The Xr0 Blog

Aug 28, 2024 · Xr0 Team

#20: Reduction to perfect overlap

tl;dr §

We implemented all the relational (<, <=, >=, >) operators for the special case that the two rconsts¹ have ranges overlapping in at most discontiguous points. This is done using an algorithm that reduces comparisons between such rconsts to trivial cases. We also converged our equality operators (==, !=) to rely on this same algorithm. We will spend the next week or so doing some refactoring, as well as applying these operators to concluding on the local-constant size case of buffer out-of-bounds prevention.

Rconsts §

As we explained previously, protection from out-of-bounds errors comes down to tracking what is known about the possible values that the size of the buffer and the accessed index (or dereferenced pointer) can take on at runtime. We handle this with what we call rconsts. An rconst (runtime-constant) is our representation of a value that is fixed at runtime. For example, in the code below,

f(int x) { /* do stuff */ }

the value of x could be any integer, so we regard it as an rconst taking on values in the interval from INT_MIN to INT_MAX. We use the notation [a?b] to express the half-open range of values n such that a ≤ n < b, but when a is INT_MIN or b is INT_MAX we leave it out, so that [?] is the range of values that C integers can take on. (We only regard [a?b] as a range if a < b.)
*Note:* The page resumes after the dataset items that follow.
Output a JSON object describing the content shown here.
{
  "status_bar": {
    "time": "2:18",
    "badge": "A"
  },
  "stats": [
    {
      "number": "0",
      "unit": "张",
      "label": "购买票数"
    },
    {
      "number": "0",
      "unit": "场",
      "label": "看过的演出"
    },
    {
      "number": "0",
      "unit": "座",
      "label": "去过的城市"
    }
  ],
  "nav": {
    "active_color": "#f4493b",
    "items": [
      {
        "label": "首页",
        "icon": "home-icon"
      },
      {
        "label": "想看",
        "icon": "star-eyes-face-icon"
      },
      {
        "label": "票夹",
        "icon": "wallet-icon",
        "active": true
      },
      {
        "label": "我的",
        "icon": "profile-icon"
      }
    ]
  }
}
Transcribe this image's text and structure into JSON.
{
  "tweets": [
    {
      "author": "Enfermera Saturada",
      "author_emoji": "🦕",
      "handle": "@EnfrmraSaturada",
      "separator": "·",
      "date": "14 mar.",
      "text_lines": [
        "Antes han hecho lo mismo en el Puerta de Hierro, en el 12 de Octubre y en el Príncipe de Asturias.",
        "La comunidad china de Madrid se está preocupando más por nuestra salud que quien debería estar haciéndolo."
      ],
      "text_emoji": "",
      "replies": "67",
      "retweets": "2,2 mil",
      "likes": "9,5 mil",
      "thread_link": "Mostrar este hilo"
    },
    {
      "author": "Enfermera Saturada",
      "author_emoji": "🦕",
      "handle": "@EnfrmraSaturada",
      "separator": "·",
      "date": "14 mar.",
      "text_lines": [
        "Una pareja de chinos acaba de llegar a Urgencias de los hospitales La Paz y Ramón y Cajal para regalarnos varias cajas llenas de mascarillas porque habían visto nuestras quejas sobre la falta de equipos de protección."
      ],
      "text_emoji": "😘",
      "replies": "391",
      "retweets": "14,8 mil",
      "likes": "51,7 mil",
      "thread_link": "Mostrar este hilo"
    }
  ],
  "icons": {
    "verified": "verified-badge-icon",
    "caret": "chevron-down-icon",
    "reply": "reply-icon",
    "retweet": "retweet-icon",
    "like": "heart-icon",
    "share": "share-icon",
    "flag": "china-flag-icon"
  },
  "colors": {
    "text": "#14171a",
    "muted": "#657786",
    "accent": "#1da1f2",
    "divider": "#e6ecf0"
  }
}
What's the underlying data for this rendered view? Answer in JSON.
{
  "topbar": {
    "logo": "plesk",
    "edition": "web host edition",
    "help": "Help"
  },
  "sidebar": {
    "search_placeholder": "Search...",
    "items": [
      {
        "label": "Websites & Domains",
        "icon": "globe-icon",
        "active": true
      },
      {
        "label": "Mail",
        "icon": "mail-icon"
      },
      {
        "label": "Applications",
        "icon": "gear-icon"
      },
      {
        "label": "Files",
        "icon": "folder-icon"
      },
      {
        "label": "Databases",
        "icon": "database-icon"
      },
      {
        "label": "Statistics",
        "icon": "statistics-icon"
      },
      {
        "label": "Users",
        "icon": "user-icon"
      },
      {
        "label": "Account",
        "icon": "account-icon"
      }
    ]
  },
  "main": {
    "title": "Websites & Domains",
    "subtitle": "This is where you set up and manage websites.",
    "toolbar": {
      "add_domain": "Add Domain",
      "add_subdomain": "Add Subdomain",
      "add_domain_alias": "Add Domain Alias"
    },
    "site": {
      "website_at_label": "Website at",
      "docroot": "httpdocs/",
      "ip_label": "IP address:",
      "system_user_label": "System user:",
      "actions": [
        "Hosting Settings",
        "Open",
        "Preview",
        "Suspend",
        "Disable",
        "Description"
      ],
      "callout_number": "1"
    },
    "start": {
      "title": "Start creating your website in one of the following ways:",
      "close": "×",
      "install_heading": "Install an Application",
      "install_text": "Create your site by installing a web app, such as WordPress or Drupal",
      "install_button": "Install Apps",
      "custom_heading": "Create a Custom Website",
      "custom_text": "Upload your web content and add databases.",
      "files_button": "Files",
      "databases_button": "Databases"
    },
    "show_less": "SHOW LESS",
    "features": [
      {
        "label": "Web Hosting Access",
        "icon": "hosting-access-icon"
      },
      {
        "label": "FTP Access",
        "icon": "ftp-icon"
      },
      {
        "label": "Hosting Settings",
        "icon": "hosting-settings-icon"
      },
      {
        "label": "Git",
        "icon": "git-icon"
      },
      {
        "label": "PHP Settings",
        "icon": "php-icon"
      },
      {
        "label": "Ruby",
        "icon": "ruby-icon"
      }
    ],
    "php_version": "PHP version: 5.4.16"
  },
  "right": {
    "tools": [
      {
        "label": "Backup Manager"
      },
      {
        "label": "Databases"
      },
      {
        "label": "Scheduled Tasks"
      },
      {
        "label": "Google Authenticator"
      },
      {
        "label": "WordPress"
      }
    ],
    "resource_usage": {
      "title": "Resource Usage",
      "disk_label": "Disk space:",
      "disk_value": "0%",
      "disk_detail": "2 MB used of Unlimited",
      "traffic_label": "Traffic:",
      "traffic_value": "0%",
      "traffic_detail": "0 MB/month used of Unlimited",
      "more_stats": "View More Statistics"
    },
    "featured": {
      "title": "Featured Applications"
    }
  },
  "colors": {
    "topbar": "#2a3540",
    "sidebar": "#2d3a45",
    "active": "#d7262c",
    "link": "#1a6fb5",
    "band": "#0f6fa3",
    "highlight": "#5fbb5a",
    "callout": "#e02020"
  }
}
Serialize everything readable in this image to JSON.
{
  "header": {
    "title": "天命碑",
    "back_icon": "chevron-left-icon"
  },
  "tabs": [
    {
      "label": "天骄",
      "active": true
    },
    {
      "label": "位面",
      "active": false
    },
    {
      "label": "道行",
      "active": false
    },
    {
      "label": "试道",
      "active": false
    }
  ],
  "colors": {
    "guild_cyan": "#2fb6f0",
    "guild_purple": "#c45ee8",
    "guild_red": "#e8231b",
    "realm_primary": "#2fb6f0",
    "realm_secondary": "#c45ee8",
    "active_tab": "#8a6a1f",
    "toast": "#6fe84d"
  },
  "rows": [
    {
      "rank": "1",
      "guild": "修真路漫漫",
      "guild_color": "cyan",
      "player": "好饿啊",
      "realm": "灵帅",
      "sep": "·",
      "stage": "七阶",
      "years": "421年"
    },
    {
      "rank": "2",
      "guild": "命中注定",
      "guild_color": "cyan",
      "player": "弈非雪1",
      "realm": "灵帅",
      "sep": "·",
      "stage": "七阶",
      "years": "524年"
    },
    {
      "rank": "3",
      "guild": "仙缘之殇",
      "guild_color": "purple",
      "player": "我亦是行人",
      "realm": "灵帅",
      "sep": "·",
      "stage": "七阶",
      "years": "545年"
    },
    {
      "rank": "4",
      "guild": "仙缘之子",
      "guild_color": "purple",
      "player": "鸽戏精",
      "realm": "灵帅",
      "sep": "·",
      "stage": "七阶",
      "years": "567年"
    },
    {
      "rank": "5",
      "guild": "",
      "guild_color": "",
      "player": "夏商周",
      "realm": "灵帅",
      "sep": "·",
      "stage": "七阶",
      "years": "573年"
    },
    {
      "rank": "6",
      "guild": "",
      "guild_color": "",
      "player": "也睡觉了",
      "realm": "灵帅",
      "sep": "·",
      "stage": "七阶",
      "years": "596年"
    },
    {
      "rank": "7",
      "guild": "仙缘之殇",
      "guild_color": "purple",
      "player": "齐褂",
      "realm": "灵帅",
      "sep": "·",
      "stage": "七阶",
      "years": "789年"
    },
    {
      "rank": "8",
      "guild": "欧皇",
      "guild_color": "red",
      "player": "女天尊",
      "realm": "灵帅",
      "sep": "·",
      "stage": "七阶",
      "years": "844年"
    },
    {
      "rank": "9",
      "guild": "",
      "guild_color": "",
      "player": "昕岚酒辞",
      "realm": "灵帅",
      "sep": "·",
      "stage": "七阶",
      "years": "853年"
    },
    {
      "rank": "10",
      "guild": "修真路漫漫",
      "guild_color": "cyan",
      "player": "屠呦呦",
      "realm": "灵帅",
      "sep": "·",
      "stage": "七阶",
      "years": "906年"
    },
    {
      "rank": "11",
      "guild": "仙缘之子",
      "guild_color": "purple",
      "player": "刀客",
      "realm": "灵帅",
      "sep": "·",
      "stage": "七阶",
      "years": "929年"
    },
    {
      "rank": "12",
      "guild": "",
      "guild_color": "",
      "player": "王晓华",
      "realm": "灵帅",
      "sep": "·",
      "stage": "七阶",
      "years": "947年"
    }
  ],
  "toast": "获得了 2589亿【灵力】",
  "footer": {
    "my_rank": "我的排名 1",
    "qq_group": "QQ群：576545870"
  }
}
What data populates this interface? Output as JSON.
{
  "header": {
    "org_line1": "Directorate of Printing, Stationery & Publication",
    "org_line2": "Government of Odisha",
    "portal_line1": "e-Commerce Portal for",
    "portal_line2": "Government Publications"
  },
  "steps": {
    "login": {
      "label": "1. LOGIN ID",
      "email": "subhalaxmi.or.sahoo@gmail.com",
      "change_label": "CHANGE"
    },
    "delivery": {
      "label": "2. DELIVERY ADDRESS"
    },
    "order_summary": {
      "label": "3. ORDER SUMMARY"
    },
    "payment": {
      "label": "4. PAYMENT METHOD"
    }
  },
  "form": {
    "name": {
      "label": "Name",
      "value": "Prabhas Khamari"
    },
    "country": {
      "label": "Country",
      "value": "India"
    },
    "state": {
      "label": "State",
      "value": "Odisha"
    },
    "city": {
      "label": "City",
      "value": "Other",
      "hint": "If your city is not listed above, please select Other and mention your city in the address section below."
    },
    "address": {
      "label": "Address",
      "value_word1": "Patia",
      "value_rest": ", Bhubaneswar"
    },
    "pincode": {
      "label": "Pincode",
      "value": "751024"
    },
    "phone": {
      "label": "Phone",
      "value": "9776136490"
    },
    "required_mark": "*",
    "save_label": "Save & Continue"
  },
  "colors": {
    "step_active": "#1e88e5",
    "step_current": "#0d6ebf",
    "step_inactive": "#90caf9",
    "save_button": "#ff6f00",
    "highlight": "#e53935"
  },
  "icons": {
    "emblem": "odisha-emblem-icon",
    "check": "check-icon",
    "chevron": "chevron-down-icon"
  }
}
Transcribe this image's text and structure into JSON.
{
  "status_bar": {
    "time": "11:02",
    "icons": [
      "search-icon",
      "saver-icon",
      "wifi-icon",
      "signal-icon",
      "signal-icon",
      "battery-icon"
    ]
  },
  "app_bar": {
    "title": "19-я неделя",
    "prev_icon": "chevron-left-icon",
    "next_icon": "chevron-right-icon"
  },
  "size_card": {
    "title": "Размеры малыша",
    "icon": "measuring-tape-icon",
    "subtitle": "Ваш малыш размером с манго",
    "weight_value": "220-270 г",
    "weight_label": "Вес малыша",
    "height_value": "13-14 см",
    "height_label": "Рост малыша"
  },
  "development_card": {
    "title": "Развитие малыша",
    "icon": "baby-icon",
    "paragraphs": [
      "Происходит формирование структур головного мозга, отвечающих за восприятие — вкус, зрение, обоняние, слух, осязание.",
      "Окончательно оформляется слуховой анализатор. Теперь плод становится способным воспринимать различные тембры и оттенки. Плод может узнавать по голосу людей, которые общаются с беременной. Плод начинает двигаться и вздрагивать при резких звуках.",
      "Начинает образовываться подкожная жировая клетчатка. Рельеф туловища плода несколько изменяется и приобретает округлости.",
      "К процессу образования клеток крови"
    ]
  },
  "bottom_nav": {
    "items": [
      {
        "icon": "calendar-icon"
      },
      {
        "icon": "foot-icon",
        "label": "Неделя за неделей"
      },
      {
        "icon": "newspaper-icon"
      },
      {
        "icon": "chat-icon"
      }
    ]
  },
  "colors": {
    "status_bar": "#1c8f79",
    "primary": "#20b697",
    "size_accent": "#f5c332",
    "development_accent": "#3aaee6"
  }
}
In the abstract the problem of comparing rconsts is completely intractable. Consider what happens if two integers x and y take on rconst values in [?]. The value of any given comparison between them, say x < y, depends upon

(\mathrm{INT\_MAX}-\mathrm{INT\_MIN})^2 = 2^{32} \approx 4

billion different pairings. An intuitive sense for the hopelessness of progress in such a situation is probably why most programmers doubt the feasibility of formal verification.

Because we are not wizards, our analysis in Xr0 always and always depends upon the assumption that the programmer can reduce this impossible calculation to manageable special cases. As this relates to out-of-bounds protection, this means when we compare two rconsts, our assumption is that programmer-imposed constraints on the state make it such that the set of possibilities to consider is comparably small. Last week we showed an example of this:

bar(int i) ~ [ setup: i = [0?5]; ]                                               
{                                                                                
        int arr[2];                                                              
        if (i < 2) {                                                             
                arr[i] = 0;                                                      
        }                                                                        
}

Because the buffer size fixed as 2, the question of whether arr[i] is an out-of-bounds error is in effect two comparisons, 0 ≤ i and i < 2, both of which involve only one non-constant term. Even in more general cases, the underlying idea remains that the programmer reduces the number of cases by giving us some sort of relation between the rconsts under comparison. So our task in Xr0 is not to solve the impossible abstract comparison problem, but rather, to offer a set of tools that facilitate verification about the concrete, manageable scenarios that actually arise in programs. Thus by "the general case" we mean "the general manageable case".

What we did this week is identify a cluster of special cases (for such comparisons) that function as an ideal stepping stone towards solving this general manageable case. This is when we have rconsts whose underlying ranges overlap in discontiguous points only. For example, in both 0 ≤ i and i < 2, because 0 and 2 are single points, they overlap with i in at most a single point. If we were to compare two rconsts in [0?2], however, we would have two contiguous points, 0 and 1, of overlap.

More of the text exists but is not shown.